I got to use the reverse debugging mode in GDB for the first time while writing this, to debug a segfault. The idea is that you record at some point before your program crashes. Then you can use reverse-stepi and reverse-stepn to backtrack from where the segfault happens. My segfault ended up being due to a misadjusted stack pointer when executing a ret instruction.

Code Lessons

I kind of made up my own calling convention as I wrote the program. It’s similar to the regular x86 C calling convention but in some situations I decided to clobber extra registers when I knew the callers didn’t need them. That works for a program that’s really small like this, but it’s not ideal. And it won’t work at all if you need regular C interop.

In retrospect the program would almost certainly have been simpler had I just followed the C calling convention exactly.

I also neglected to use frame pointers, and I think that would have also made debugging simpler. Certainly the GDB output would have been more understandable.

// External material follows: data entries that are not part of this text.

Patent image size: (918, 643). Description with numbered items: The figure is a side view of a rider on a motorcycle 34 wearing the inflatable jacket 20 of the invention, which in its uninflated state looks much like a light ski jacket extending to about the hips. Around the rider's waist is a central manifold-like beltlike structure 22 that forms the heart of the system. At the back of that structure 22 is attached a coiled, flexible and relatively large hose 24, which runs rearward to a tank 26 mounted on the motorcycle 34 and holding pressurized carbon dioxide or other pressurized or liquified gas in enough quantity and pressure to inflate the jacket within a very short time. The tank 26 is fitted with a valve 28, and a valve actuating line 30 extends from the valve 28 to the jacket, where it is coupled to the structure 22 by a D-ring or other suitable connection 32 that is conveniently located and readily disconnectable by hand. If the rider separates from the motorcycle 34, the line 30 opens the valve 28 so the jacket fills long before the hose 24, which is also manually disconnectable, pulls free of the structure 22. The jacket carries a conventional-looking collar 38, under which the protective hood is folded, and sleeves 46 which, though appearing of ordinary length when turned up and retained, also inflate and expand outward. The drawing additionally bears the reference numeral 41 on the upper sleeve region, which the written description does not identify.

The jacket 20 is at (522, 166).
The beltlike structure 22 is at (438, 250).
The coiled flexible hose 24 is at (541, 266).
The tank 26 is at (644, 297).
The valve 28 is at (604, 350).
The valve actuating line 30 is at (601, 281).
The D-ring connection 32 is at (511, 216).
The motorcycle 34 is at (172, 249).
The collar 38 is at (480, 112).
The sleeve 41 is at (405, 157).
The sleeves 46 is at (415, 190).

I found the 32-bit/64-bit stuff really difficult to get right. A number of times I made mistakes where I used 64-bit values in 32-bit contexts and ran into problems. I still don’t fully understand the rules on when I can use the 32-bit forms and when I have to use the 64-bit forms. This is something I need to come back to.

Next Steps

I plan to compare the code that GCC generated at optimizations levels -O0 and -O2 to my own code to see where I could improve. My initial thoughts are “probably everywhere” since even as I was writing this code I recognized a bunch of areas where I was doing redundant loads. I’m also going to start thinking of another program to do in x86, hopefully something more complicated with more memory management.